On the buy-side, companies should request sustainability KPIs from partners, optimize creative file sizes, and leverage context over behavior where possible to limit computational load.

It’s also wise to stay on top of emerging regulations, integrate sustainability into planning, and lead by example in your sphere of influence. Transforming operations requires work but pays dividends.

Most importantly, sustainability demands collective action. We must come together as an industry to align on frameworks for emissions accountability. Transparency from partners is essential, as Scope 3 emissions are beyond direct control.
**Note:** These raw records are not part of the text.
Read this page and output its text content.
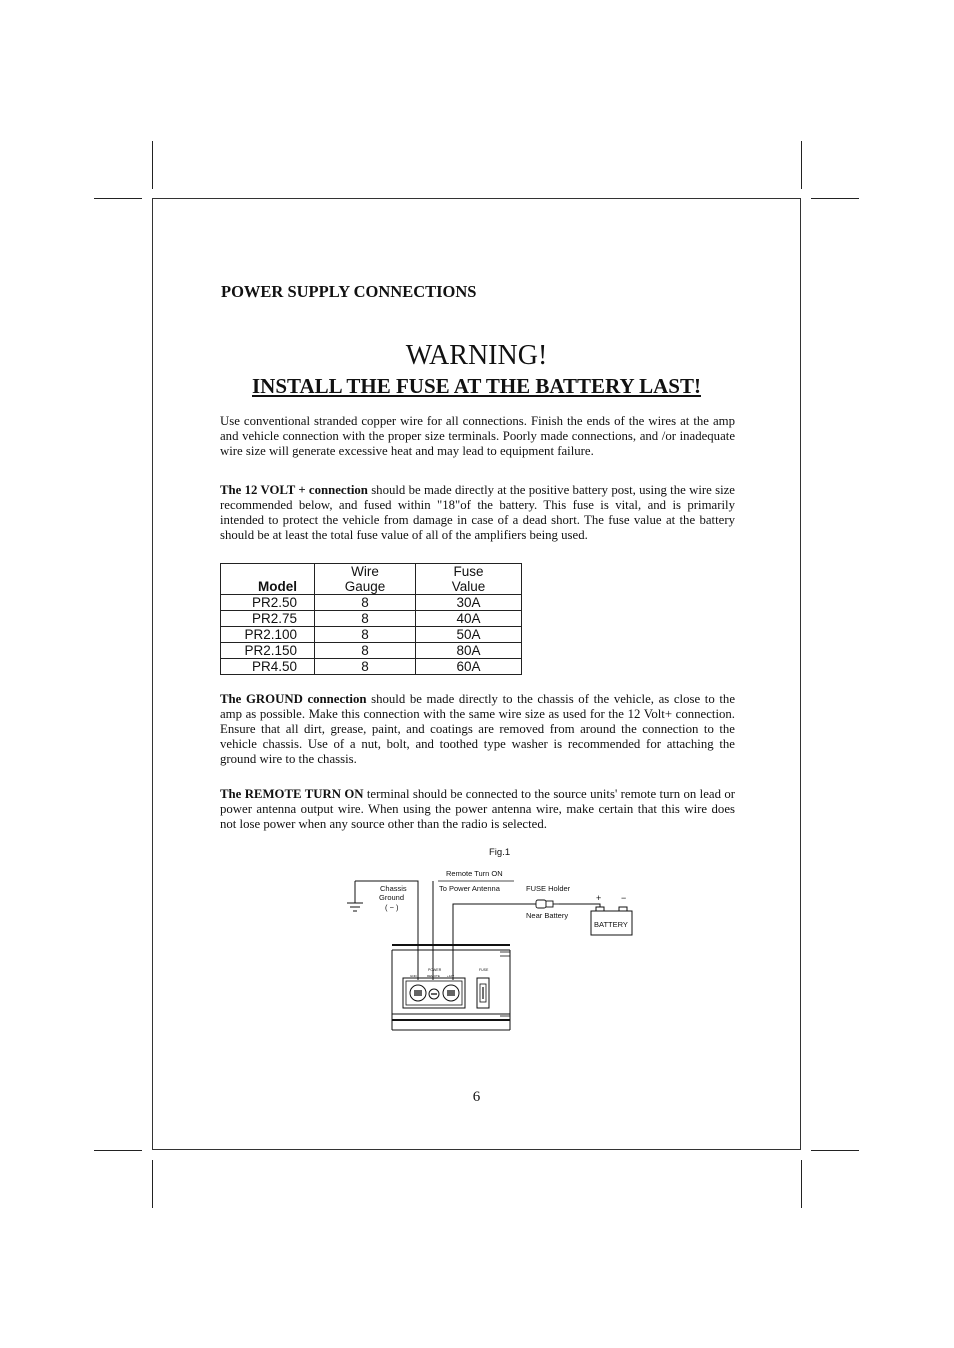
POWER SUPPLY CONNECTIONS
WARNING!
INSTALL THE FUSE AT THE BATTERY LAST!
Use conventional stranded copper wire for all connections. Finish the ends of the wires at the amp and vehicle connection with the proper size terminals. Poorly made connections, and /or inadequate wire size will generate excessive heat and may lead to equipment failure.
The 12 VOLT + connection should be made directly at the positive battery post, using the wire size recommended below, and fused within "18"of the battery. This fuse is vital, and is primarily intended to protect the vehicle from damage in case of a dead short. The fuse value at the battery should be at least the total fuse value of all of the amplifiers being used.
	Wire	Fuse
Model	Gauge	Value
PR2.50	8	30A
PR2.75	8	40A
PR2.100	8	50A
PR2.150	8	80A
PR4.50	8	60A
The GROUND connection should be made directly to the chassis of the vehicle, as close to the amp as possible. Make this connection with the same wire size as used for the 12 Volt+ connection. Ensure that all dirt, grease, paint, and coatings are removed from around the connection to the vehicle chassis. Use of a nut, bolt, and toothed type washer is recommended for attaching the ground wire to the chassis.
The REMOTE TURN ON terminal should be connected to the source units' remote turn on lead or power antenna output wire. When using the power antenna wire, make certain that this wire does not lose power when any source other than the radio is selected.
Fig.1
Remote Turn ON
To Power Antenna
Chassis
Ground
( − )
FUSE Holder
Near Battery
+ −
BATTERY
POWER
GND	REMOTE +12V
FUSE
6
By following guidance from resources like the IAB Tech Lab’s Playbook, companies can future-proof for operational changes on the horizon. But real progress requires starting your sustainability journey today.

What practical recommendations do you know of, or have been reviewing, for industry to be operationally more efficient and effective in order to minimise carbon emissions related to digital advertising?
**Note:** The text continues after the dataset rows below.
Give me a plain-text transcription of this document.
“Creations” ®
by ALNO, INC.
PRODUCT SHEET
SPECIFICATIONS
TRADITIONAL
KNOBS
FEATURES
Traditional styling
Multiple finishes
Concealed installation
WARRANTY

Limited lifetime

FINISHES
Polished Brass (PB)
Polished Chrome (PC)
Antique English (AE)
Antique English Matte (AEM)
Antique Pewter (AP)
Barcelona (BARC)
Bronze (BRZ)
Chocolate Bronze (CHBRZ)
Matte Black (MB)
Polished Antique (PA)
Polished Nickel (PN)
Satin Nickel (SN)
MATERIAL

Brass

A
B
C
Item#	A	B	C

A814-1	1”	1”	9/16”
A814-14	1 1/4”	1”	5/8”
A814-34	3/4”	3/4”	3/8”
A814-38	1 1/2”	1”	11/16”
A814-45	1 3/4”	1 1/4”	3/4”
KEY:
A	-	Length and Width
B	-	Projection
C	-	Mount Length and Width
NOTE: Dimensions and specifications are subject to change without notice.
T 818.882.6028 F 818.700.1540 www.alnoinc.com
Here are some practical recommendations, that I know of, for the digital advertising industry to minimise carbon emissions by improving efficiency and effectiveness:

  • Research and look at ways to reduce duplicated bid requests and intermediaries I.e supply path optimization (SPO). This cuts down on wasted ad calls and unnecessary computation.
  • Shift budget to publishers using renewable energy sources. Support partners taking steps to de-carbonise.
  • Implement lightweight creatives by following IAB Australia’s’s guidance. Smaller file sizes reduce energy needed for loading ads.
  • Leverage context over behaviour for targeting where possible. This limits computational load from complex auctions.
  • Request sustainability KPI reporting such as emissions per impression. Use data to optimise.
  • Adhere to standards (such as ads.txt) to improve transparency. This exposes inefficiency for correction.
  • Consolidate measurement and SDK scripts and implement Open Measurement. Each unique script consumes resources unnecessarily.
  • Turn campaigns off once goals are achieved so they aren’t still running needlessly.
  • Collaborate with supply partners on carbon transparency. Consistent data enables better decisions.

There are many opportunities to reduce waste through smarter planning, execution, and technical optimisations – but ultimately it will requires our industry coming together to align on frameworks for transparency and accountability.